South Korea’s president comes to Washington to prop up diplomacy with North Korea.
Ahead of Moon Jae In’s meeting with Donald Trump on Tuesday, a South Korean official said his president’s trip to Washington would serve as “a bridge” between the United States and North Korea, so that Trump and Kim Jong Un can conduct successful nuclear negotiations when they meet in Singapore on June 12. This is the charitable view of the visit. The bleak interpretation is that Moon is bringing his car to a screeching halt at the foot of the bridge and leaping into Trump’s car instead to help direct the president before he can veer away from the bridge and over a cliff.
“There are certain conditions that we want” for the June 12 talks, Trump said after greeting Moon at the White House, without specifying what those conditions are. “I think we’ll get those conditions. And if we don’t, we don’t have the meeting. … If it doesn’t happen, maybe it will happen later. … We will see.”
This was not a ringing endorsement of a world-historical summit that is set to take place in precisely three weeks. Nor was it likely an encouraging sign for the Moon government, which favors engagement with North Korea. Indeed, South Korea’s frenetic shuttle diplomacy among players in Pyongyang, Washington, Beijing, and beyond since the Pyeongchang Winter Olympics has been a criticalfactor in shifting the drama over North Korea’s nuclear weapons from the fire-and-fury sort that dominated last summer and fall, to the peace-and-pageantry variety on display today. Everything that South and North Korea agreed to during their summit at the border in April—the joint economic projects, the declaration to end the Korean War, the pursuit of a peace treaty to transform relations between the Koreas and the United States—hinges on the progress of U.S.-North Korean nuclear talks.

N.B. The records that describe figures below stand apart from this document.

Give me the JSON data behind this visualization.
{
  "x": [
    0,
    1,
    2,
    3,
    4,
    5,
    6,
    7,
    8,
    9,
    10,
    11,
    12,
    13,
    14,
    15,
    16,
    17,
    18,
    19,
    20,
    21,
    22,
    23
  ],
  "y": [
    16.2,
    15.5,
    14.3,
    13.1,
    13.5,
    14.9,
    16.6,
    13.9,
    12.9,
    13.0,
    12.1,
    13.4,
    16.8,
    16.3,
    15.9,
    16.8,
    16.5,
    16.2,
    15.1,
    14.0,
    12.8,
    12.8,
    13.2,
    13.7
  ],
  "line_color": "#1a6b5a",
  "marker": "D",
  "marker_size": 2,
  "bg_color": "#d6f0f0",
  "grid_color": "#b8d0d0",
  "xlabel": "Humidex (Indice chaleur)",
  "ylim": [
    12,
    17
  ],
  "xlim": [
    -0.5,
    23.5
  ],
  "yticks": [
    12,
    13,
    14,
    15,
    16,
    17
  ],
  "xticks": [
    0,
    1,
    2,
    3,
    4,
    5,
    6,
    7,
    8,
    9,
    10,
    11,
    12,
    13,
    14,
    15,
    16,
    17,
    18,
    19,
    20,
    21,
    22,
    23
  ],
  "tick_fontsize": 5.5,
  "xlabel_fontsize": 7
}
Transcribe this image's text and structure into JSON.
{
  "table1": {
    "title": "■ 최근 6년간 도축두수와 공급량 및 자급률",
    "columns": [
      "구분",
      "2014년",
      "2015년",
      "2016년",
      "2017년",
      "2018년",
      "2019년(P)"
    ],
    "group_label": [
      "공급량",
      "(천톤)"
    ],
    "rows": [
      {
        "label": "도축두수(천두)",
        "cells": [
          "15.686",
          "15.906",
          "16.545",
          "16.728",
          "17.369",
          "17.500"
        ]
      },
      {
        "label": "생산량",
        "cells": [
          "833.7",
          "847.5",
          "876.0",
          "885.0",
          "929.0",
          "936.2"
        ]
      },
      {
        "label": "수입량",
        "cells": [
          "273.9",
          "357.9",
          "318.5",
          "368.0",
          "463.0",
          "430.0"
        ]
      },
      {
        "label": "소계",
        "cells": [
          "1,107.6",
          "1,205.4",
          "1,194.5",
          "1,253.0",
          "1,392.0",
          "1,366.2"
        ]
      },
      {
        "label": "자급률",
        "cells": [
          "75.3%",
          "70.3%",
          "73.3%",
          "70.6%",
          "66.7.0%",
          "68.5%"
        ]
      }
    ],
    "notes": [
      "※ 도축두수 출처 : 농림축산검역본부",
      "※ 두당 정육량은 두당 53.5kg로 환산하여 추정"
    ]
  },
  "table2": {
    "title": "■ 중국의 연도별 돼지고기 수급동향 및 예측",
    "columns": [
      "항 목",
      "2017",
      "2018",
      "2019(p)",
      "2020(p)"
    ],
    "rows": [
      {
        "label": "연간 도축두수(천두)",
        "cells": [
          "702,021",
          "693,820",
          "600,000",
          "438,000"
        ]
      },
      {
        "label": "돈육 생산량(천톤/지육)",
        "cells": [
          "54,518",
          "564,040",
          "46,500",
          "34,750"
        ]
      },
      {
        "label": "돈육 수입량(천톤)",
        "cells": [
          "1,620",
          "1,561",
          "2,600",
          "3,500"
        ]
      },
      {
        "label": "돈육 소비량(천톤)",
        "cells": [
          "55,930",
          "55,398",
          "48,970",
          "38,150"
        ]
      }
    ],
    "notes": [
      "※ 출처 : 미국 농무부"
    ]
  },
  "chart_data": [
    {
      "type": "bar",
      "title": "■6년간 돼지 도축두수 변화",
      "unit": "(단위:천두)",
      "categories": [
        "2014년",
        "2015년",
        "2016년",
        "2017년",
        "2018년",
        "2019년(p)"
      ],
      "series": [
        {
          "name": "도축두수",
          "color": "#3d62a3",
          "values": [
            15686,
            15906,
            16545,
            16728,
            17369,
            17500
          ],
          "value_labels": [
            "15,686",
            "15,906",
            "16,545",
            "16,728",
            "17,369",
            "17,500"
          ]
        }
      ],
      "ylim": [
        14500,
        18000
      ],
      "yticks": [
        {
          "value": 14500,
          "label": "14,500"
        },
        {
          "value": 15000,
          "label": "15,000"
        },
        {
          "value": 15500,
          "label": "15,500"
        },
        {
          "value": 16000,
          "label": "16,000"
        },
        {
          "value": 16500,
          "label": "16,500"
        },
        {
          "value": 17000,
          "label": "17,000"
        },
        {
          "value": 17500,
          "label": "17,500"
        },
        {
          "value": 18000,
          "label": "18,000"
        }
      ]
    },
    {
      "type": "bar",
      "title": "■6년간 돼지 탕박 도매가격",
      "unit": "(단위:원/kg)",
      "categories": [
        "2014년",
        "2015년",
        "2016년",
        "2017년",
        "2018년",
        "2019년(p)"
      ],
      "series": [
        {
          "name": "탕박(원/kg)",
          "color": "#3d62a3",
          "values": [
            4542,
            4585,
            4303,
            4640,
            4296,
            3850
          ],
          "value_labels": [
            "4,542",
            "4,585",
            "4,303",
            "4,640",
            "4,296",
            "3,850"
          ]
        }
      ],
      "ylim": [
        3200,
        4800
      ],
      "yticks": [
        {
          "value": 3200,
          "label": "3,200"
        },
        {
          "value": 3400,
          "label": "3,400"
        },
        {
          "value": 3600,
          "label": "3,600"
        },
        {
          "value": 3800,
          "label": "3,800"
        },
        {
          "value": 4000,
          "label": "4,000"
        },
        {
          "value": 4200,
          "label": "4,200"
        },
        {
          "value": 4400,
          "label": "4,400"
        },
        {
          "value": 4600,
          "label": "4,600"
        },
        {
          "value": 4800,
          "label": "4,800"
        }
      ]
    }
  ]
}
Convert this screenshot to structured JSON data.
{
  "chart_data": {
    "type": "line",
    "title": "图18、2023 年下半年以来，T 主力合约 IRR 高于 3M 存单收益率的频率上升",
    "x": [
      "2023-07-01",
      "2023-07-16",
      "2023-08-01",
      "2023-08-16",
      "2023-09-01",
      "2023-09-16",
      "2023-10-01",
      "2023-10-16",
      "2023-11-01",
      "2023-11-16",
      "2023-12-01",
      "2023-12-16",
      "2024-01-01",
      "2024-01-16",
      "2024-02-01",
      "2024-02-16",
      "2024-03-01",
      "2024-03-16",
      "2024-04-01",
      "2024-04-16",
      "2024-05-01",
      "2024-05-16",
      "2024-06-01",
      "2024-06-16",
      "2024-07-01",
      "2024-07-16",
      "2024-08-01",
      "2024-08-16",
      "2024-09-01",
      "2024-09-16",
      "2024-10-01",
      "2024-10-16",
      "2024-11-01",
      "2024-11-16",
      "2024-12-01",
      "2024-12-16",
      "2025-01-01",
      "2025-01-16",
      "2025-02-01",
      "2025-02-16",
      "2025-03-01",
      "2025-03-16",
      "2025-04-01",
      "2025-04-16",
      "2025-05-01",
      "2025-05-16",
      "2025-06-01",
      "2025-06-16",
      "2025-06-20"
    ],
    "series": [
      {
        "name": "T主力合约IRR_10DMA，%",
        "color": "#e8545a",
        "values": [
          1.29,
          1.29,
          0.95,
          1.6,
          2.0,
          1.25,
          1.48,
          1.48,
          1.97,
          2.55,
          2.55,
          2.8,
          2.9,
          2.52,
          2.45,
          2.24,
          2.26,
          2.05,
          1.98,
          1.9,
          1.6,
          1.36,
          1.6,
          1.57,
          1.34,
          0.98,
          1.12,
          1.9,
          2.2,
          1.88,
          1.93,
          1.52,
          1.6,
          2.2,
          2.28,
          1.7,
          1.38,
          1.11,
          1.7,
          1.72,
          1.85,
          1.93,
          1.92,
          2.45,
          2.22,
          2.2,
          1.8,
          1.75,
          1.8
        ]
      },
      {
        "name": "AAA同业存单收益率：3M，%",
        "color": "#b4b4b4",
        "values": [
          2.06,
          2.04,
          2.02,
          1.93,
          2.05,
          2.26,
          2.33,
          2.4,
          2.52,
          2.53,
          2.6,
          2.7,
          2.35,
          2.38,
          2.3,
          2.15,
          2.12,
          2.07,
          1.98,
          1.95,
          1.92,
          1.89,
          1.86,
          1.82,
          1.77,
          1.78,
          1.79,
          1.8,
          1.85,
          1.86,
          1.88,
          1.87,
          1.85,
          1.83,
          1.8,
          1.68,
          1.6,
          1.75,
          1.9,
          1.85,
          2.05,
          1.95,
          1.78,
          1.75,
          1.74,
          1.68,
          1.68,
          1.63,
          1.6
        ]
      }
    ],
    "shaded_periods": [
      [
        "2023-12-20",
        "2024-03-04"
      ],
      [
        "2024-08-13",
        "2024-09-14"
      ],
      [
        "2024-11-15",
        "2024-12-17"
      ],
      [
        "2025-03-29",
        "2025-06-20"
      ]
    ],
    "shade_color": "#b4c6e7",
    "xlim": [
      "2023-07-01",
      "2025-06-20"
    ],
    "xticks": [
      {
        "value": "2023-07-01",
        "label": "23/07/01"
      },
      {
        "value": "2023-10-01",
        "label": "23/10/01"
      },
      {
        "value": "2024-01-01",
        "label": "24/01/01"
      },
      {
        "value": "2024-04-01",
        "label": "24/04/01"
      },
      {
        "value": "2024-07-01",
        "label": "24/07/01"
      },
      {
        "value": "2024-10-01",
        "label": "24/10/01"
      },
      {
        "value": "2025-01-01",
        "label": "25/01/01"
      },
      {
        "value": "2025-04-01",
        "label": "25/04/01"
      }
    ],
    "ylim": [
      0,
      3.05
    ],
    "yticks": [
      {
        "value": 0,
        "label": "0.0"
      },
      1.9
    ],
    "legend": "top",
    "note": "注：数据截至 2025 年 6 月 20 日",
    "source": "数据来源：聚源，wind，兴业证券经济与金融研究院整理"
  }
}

The wrench in the works is the North Korean government’s threat last week to pull out of the Singapore summit over U.S.-South Korea military exercises and U.S. demands that North Korea take swift and substantial steps to dismantle its nuclear-weapons arsenal. Those comments from the North have left already-skeptical American officials doubting whether Kim Jong Un is really serious about denuclearizing and whether the much-hyped Trump-Kim meeting could prove a giant embarrassment.
As the euphoria of the inter-Korean summit and North Korean hostage-release has given way to what the Korea expert Robert Kelly refers to as a “hangover,” the Trump administration is reverting to old ways. Both Trump and Vice President Mike Pence have in recent days threatened Kim Jong Un with the fate of Libyan leader Muammar al-Qaddafi—who was yanked from a drainage pipe and shot to death by his own people following a U.S.-led military intervention—if Kim doesn’t strike a nuclear deal with the United States. (If, on the other hand, Kim does a deal, trading away his nukes for security guarantees and economic assistance from the United States and its allies, Kim “is going to be very, very happy,” Trump says.)
Sitting with Trump in the Oval Office on Tuesday, Moon tried to sound upbeat. Acknowledging the skepticism in the United States about North Korea’s commitment to denuclearization, he observed that there would be no “positive developments in history” if people had assumed “that because it all failed in the past, it will fail again.”
Then he addressed Trump. “All this was possible because of you, Mr. President,” Moon declared, “and I have no doubt that you will be able to accomplish a historic feat that no one had been able to achieve in the decades past.” It was a remarkably sunny statement in the face of a major setback. But more remarkable was the fact that President Trump, a man not known for self-doubt, seemed to have plenty of doubts himself.